Mentre molti ricevevano la prima console per DJ lui riceveva la prima console di videogiochi, quando tanti registravano la radio nelle audio cassette, lui registrava con il walkman le colonne sonore dei film dalla cassa drìella TV, alcuni sono stati svezzati dalle playlist di MTV lui dai i cartoni animati di MTV. La rubrica NERDphones, curata da Leo Furioso, vi trasporta nella dimensione musicale di un nerd nostalgico. Dai videogiochi ai cartoni animati e dai film horror a quelli porno, scoprirete l’arte della NERD MUSIC.

Dalla nascita la Disney continua ad emozionarmi e farmi sognare. Ancora credo che un giorno incontrerò una principessa con cui vivrò felice e contento cantando con gli animali del bosco, anche se, a dire il vero mi accontenterei di una scopata con la Sirenetta. Spesso per amare a pieno la Disney bisogna averla vissuta, un po’ come con Star Wars e Harry Potter, diventa una sorta di religione, e nel caso Disney sono credente praticante. Forse per molti è troppo tardi per cimentarsi in questo mondo animato, ma non troppo tardi per scoprirne il lato musicale. La musica è sempre stata un punto di forza per la Disney, considerando che i primi cartoni animati della storia erano muti l’elemento musicale era essenziale.

Alcuni film Disney sono come delle vere e proprie compilation musicali animate. E dato che sono in un periodo Latino Americano voglio iniziare  con questo sketch tratto da Lo scrigno delle sette perle  Starring Paperino e Jose Carioca sotto l’effetto di LSD,

Silly Symphonies, letteralmente Sinfonie Sciocche, era un format di Walt Disney che proponeva delle vere e proprie operette musicali. Facevano ridere, pensare e piangere… cavolo se facevano piangere, grazie a dio questa no, Music Land è una sorta di Romeo e Giulietta con protagonisti un trombone e un violino.

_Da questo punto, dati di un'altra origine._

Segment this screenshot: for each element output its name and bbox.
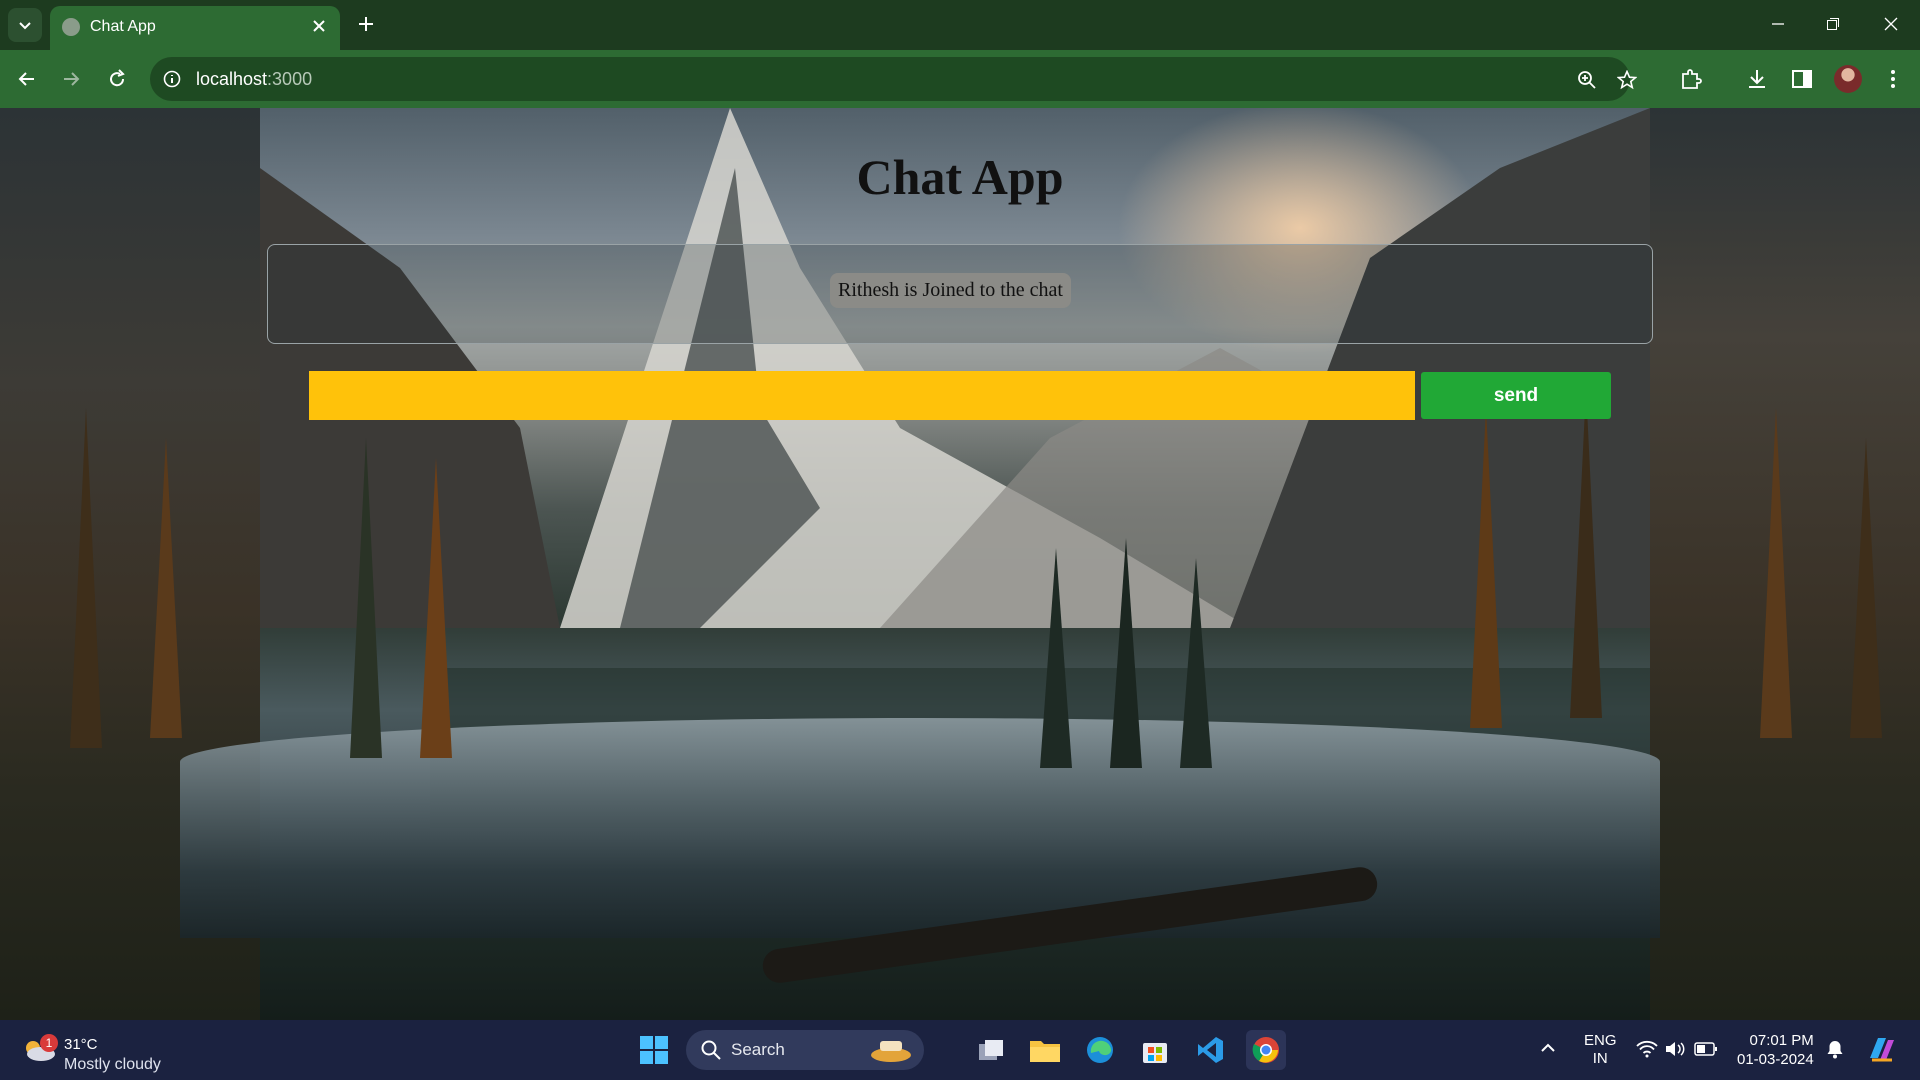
chevron-up-icon xyxy=(1541,1043,1555,1052)
forward-button[interactable] xyxy=(56,64,86,94)
restore-button[interactable] xyxy=(1818,10,1848,38)
minimize-icon xyxy=(1772,23,1784,25)
kebab-menu-icon xyxy=(1891,70,1895,88)
copilot-icon[interactable] xyxy=(1866,1034,1898,1068)
arrow-right-icon xyxy=(64,72,80,86)
start-button[interactable] xyxy=(634,1030,674,1070)
weather-widget[interactable]: 1 31°C Mostly cloudy xyxy=(22,1028,202,1073)
task-view-icon xyxy=(979,1040,1003,1060)
vscode-button[interactable] xyxy=(1190,1030,1230,1070)
send-button[interactable]: send xyxy=(1421,372,1611,419)
taskbar: 1 31°C Mostly cloudy Search ENG IN 07:01… xyxy=(0,1020,1920,1080)
edge-button[interactable] xyxy=(1080,1030,1120,1070)
globe-icon xyxy=(62,18,80,36)
chrome-button[interactable] xyxy=(1246,1030,1286,1070)
language-indicator[interactable]: ENG IN xyxy=(1584,1032,1617,1068)
store-button[interactable] xyxy=(1135,1030,1175,1070)
tree xyxy=(1040,548,1072,768)
tree xyxy=(1110,538,1142,768)
message-input[interactable] xyxy=(309,371,1415,420)
back-button[interactable] xyxy=(12,64,42,94)
chat-messages-box: Rithesh is Joined to the chat xyxy=(267,244,1653,344)
volume-icon[interactable] xyxy=(1664,1040,1686,1062)
tree xyxy=(1760,408,1792,738)
tree xyxy=(1850,438,1882,738)
browser-tabstrip: Chat App xyxy=(0,0,1920,50)
tree xyxy=(1180,558,1212,768)
tree xyxy=(1570,388,1602,718)
chat-message: Rithesh is Joined to the chat xyxy=(830,273,1071,308)
side-panel-button[interactable] xyxy=(1787,64,1817,94)
language-code: ENG xyxy=(1584,1032,1617,1049)
address-bar[interactable]: localhost:3000 xyxy=(150,57,1637,101)
notification-bell-icon[interactable] xyxy=(1826,1039,1844,1063)
close-window-button[interactable] xyxy=(1876,10,1906,38)
tab-title: Chat App xyxy=(90,18,156,35)
battery-icon[interactable] xyxy=(1694,1041,1718,1061)
tab-chat-app[interactable]: Chat App xyxy=(50,6,340,50)
bookmark-star-icon[interactable] xyxy=(1616,69,1638,91)
task-view-button[interactable] xyxy=(971,1030,1011,1070)
new-tab-button[interactable] xyxy=(352,10,380,38)
minimize-button[interactable] xyxy=(1763,10,1793,38)
wifi-icon[interactable] xyxy=(1636,1040,1658,1062)
side-panel-icon xyxy=(1792,70,1812,88)
page-viewport: Chat App Rithesh is Joined to the chat s… xyxy=(0,108,1920,1020)
folder-icon xyxy=(1030,1041,1060,1062)
extensions-button[interactable] xyxy=(1676,64,1706,94)
weather-description: Mostly cloudy xyxy=(64,1056,161,1073)
show-hidden-icons-button[interactable] xyxy=(1540,1040,1556,1060)
reload-button[interactable] xyxy=(102,64,132,94)
search-label: Search xyxy=(731,1040,785,1059)
reload-icon xyxy=(110,69,125,87)
edge-icon xyxy=(1087,1037,1113,1063)
tree xyxy=(150,438,182,738)
clock-time: 07:01 PM xyxy=(1749,1032,1814,1049)
url-text[interactable]: localhost:3000 xyxy=(196,69,312,90)
url-port: :3000 xyxy=(267,69,313,89)
tree xyxy=(1470,408,1502,728)
zoom-icon[interactable] xyxy=(1576,69,1598,91)
search-icon xyxy=(701,1040,721,1060)
store-icon xyxy=(1143,1043,1167,1063)
windows-logo-icon xyxy=(640,1036,668,1064)
tree xyxy=(420,458,452,758)
browser-toolbar: localhost:3000 xyxy=(0,50,1920,108)
tree xyxy=(350,438,382,758)
arrow-left-icon xyxy=(18,72,34,86)
background-lake xyxy=(180,718,1660,938)
weather-badge: 1 xyxy=(40,1034,58,1052)
downloads-button[interactable] xyxy=(1742,64,1772,94)
region-code: IN xyxy=(1592,1050,1608,1067)
clock[interactable]: 07:01 PM 01-03-2024 xyxy=(1737,1031,1814,1069)
vscode-icon xyxy=(1198,1037,1223,1063)
tab-search-button[interactable] xyxy=(8,8,42,42)
chrome-icon xyxy=(1252,1037,1279,1063)
search-highlight-icon xyxy=(871,1041,911,1062)
file-explorer-button[interactable] xyxy=(1025,1030,1065,1070)
site-info-icon[interactable] xyxy=(162,69,182,89)
browser-menu-button[interactable] xyxy=(1878,64,1908,94)
tab-close-icon[interactable] xyxy=(308,15,330,37)
taskbar-search[interactable]: Search xyxy=(686,1030,924,1070)
close-icon xyxy=(1884,17,1898,31)
profile-avatar[interactable] xyxy=(1834,65,1862,93)
restore-icon xyxy=(1827,18,1839,30)
download-icon xyxy=(1749,70,1765,88)
puzzle-icon xyxy=(1682,69,1702,89)
clock-date: 01-03-2024 xyxy=(1737,1051,1814,1068)
tree xyxy=(70,408,102,748)
weather-temperature: 31°C xyxy=(64,1036,98,1053)
url-host: localhost xyxy=(196,69,268,89)
page-title: Chat App xyxy=(856,149,1064,205)
plus-icon xyxy=(359,17,373,31)
chevron-down-icon xyxy=(19,22,31,30)
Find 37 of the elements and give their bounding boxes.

La Disney spesso ri-arrangiava e animava composizioni già note all’epoca, Fantasia è un esempio calzante, ma anche il Volo del Calabrone aka Bumble Boogie, altro esempio di animatori sotto l’effetto di acidi.

Sul mercato dell’animazione da quasi 100 anni la Disney ha esplorato un secolo di musica e i loro trend. Come Oggi i ragazzi si preparano per andare a ballare la musica elettronica e mangiarsi le pasticche, così negli anni 40 si preparavano per uscire per ballare il jazz di Benny Goodman e mangiare una banana split con gelato.

Molti non lo hanno visto perché erano già cresciuti, e mi spiace per loro perché si sono persi un super cartone e un super gioco della play station. Personalmente non ho mai capito cosa centrasse il Gospel di Harlem con l’antica Grecia, ma tralasciando questo dettaglio le muse afro americane di Hercules hanno reso questo cartone animato Disney l’unico con del vero e proprio SOUL.

Concludo questa mia ossessione per la Disney con un disco della mia collezione. Tutte queste influenze col tempo hanno trovato spazio non solo nella mia libreria di vinili ma anche nella mia valigetta e nei miei set.

Ringrazio mia mamma per la splendida infanzia, mia sorella per la compagnia durante la visione di questi film quando eravamo piccoli e tutte quelle che me l’hanno data dopo aver visto assieme un qualsiasi cartone della Disney.